Bellemère wprowadza się, ale nie zachowuję milczenia
Sześć lat temu my i Lucien harowaliśmy po groszach, by w końcu kupić własne mieszkanie, rezygnując prawie ze wszystkiego. W końcu udało nam się wyłowić małe dwupokojowe lokum przytulne, pełne światła, choć skromnie urządzone. Miał to być początek nowego rozdziału, szczęśliwego i rodzinnego. Elodie spodziewała się dziecka; poród miał nastąpić za kilka dni. Wszystko było gotowe: spakowane rzeczy, przygotowany kącik dla malucha, a jedynie ostatni rząd rzeczy dzielił nas od roli rodziców.
Elodie od zawsze marzyła o własnej przestrzeni, wolnej od władzy rodziców i ingerencji teściowej. Relacje z Marguerite były napięte. Kobieta uwielbiała wymagać, jak żyć, oddychać, zmywać naczynia. Pewnego dnia Elodie nie wytrzymała i otwarcie powiedziała, iż nie potrzebuje stałych rad. Marguerite wzięła to do siebie i zniknęła z ich życia przynajmniej na jakiś czas.

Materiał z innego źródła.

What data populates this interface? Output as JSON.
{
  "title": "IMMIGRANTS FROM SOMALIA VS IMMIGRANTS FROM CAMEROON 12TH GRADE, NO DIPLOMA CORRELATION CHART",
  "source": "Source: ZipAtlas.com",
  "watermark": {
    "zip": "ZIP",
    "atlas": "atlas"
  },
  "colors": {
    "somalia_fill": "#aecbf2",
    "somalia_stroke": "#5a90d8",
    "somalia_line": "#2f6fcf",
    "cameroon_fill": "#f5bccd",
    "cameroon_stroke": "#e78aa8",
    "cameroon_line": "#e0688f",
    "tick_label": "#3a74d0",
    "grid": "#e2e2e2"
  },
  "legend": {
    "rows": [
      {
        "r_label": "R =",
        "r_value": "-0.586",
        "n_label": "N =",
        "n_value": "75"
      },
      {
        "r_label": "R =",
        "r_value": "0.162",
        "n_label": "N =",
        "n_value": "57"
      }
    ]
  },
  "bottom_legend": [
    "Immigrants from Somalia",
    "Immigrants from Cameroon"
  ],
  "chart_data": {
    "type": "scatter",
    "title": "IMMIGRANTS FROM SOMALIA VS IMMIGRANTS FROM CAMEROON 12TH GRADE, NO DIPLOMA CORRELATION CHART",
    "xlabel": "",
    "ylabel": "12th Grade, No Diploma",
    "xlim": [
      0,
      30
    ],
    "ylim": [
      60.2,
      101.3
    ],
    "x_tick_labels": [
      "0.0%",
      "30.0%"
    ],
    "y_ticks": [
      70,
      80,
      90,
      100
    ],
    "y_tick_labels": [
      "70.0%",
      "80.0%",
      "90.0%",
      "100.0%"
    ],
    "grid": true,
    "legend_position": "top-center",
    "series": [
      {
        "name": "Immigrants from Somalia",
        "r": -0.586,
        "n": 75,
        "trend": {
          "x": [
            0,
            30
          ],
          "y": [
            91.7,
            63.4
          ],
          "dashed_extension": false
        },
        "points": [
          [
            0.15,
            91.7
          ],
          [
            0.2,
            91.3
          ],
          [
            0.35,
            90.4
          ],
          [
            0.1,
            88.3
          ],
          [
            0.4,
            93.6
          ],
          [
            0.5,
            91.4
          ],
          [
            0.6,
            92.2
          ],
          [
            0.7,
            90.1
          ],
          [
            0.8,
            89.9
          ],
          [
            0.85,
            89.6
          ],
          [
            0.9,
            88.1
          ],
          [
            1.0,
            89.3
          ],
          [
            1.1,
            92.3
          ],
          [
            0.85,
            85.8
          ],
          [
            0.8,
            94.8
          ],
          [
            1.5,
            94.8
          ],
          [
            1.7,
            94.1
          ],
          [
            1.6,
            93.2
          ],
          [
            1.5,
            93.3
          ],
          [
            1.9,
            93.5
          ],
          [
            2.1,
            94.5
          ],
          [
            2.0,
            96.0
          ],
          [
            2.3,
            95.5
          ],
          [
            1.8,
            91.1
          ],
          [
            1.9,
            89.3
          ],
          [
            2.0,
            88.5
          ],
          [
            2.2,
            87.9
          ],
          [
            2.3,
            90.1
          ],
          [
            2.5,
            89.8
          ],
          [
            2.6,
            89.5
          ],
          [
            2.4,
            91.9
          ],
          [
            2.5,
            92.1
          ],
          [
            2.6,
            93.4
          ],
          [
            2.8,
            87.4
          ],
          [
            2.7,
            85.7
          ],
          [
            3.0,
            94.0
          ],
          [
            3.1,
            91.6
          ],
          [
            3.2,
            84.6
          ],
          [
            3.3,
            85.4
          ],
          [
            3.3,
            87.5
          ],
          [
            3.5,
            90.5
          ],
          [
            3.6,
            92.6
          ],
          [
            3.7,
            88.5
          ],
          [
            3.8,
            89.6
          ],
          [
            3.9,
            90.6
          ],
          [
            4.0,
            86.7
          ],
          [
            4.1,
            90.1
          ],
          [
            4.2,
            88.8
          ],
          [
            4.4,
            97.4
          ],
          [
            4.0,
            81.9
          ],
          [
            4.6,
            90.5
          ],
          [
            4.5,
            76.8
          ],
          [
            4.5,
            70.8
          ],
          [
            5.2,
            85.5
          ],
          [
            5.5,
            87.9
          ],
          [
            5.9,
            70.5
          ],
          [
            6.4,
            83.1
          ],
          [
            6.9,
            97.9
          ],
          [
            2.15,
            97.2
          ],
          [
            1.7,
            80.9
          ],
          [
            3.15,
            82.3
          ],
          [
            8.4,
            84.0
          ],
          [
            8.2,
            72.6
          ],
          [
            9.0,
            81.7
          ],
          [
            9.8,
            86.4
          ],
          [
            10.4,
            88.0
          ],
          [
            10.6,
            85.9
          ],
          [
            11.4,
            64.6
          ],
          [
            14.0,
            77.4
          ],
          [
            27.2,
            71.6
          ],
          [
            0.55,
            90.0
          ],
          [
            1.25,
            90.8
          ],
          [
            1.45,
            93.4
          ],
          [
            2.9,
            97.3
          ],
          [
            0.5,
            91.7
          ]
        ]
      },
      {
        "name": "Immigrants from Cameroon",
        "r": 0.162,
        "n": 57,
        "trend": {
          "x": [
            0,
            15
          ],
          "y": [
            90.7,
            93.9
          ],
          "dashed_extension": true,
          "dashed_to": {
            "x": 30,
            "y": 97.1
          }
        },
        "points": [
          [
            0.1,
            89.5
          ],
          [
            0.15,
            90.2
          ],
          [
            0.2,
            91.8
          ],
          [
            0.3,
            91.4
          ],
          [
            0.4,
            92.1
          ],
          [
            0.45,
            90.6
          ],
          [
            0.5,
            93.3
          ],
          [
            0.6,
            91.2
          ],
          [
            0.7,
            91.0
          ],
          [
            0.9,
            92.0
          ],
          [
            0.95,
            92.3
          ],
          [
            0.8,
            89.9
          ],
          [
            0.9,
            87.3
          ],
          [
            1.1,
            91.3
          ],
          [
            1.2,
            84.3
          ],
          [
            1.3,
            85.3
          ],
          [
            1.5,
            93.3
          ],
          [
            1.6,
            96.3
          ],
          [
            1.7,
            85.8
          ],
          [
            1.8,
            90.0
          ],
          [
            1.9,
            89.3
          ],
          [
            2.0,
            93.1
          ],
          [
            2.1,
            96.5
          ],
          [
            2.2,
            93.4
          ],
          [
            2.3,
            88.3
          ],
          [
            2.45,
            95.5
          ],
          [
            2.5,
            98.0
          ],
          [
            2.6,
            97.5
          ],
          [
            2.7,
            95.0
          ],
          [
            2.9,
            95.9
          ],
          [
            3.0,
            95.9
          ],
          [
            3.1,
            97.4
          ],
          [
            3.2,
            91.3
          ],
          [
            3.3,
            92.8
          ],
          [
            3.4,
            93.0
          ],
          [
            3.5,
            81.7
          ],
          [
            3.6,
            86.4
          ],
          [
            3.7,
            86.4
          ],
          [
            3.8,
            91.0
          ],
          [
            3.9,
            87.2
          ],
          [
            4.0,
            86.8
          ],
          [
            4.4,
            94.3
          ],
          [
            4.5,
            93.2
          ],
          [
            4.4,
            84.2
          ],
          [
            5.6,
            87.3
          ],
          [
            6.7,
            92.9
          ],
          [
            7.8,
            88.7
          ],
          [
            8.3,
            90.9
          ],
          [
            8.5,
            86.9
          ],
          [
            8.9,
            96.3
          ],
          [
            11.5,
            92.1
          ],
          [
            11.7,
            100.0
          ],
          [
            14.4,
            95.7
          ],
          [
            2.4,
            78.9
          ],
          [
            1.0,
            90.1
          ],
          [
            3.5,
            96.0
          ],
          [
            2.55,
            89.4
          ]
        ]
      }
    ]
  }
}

Gdy Lucien zawiózł Elodie do szpitala, nie przypuszczał, co go czeka. Już następnego dnia po wypisie dostał telefon od matki, która oznajmiła, iż przyjedzie ich odwiedzić. Nie zdążył się protestować. Marguerite przybyła w eleganckim stroju, obejrzała mieszkanie krytycznym wzrokiem: wejście przeciętne, firany okropne, kuchnia błyszczący koszmar, którego trzeba codziennie czyścić!. Przeszukała lodówkę, krytykując kupione w sklepie pierogi i planując zupę na kolejny dzień. Lucien próbował żartować, zmieniać temat, ale na nic. Matka założyła strój sportowy i ruszyła sprawdzać pozostałe pokoje niczym dowódca.
Wieczorem chciał ją odprowadzić. Odpowiedziała: Zostanę na noc. Nie możesz zostać sam, gdyby Elodie wróciła jutro. I tak została najpierw jedną noc, potem drugą, potem trzecią
Podczas gdy on pracował, ona przestawiała rzeczy, segregowała ubrania, decydowała, gdzie ustawić przewijak i co kupić. Lucien zaczynał tracić cierpliwość wobec jej pomocy, ale bał się ją zawieść. Wtedy matka oznajmiła, iż zostanie na kilka miesięcy, by pomóc przy dziecku. Przecież nie poradzą sobie sami.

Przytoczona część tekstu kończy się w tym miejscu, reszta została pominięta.